In these ways, what's happening in Xinjiang is a two-pronged solution for what Xi believes allies China. It is a fix for a lack of social cohesion, and it's a way to secure economic advancement and global leadership with Chinese Communist Party characteristics.
A surveillance iron curtain
Back in 2018 Hank Paulson, the former American Treasury Secretary of the United States and founder of the Paulson Institute, gave a speech warning that the US and China - through their various tit for tats - could accidentally find themselves behind an "economic iron curtain." The world once again, he said, is in danger of dividing itself in two.
A year later he reprised his speech, saying that the danger of this economic iron curtain developing is even more acute, especially along the lines of technology.
"Some in the United States now advocate a Cold War-style technology denial regime," he said. "And this is partly because of a growing consensus that China has been using policies and strategies that foster the indigenous development of high technology to set its own standards and, ultimately, pursue self-reliance."
Paulson is right, in part.
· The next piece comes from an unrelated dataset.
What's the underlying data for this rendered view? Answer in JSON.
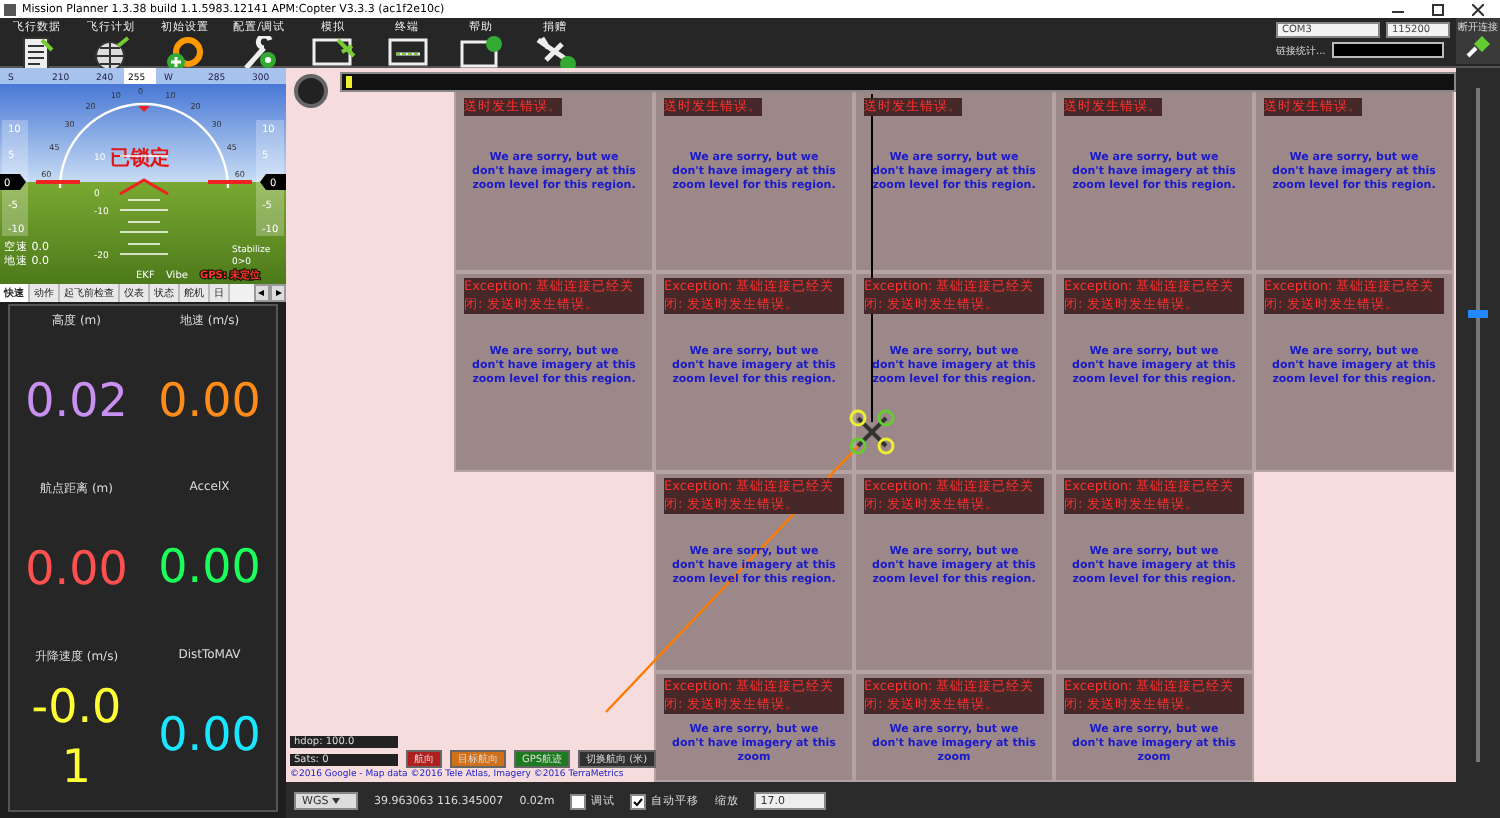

There are some in Washington who bristle at the idea of Chinese self-reliance, and they should be more focused on US technological development instead.
On the other hand, Paulson's speech is incomplete. In it, he made no mention of surveillance or Xinjiang, of repression as a means of technological advancement. He mentions the Western value of openness, but not the Western value of human rights.
Failing to mention those values over-simplifies technological competition between US and China in this moment. And it risks allowing the planet to divide itself behind a surveillance iron curtain, creating a world where some people have freedom from technological weapons of mass surveillance and some do not.
If we're going to acknowledge what's happening in Xinjiang, we have to acknowledge it's a testing ground for those kinds of weapons and it's China's aim to enrich itself by unleashing them on the world.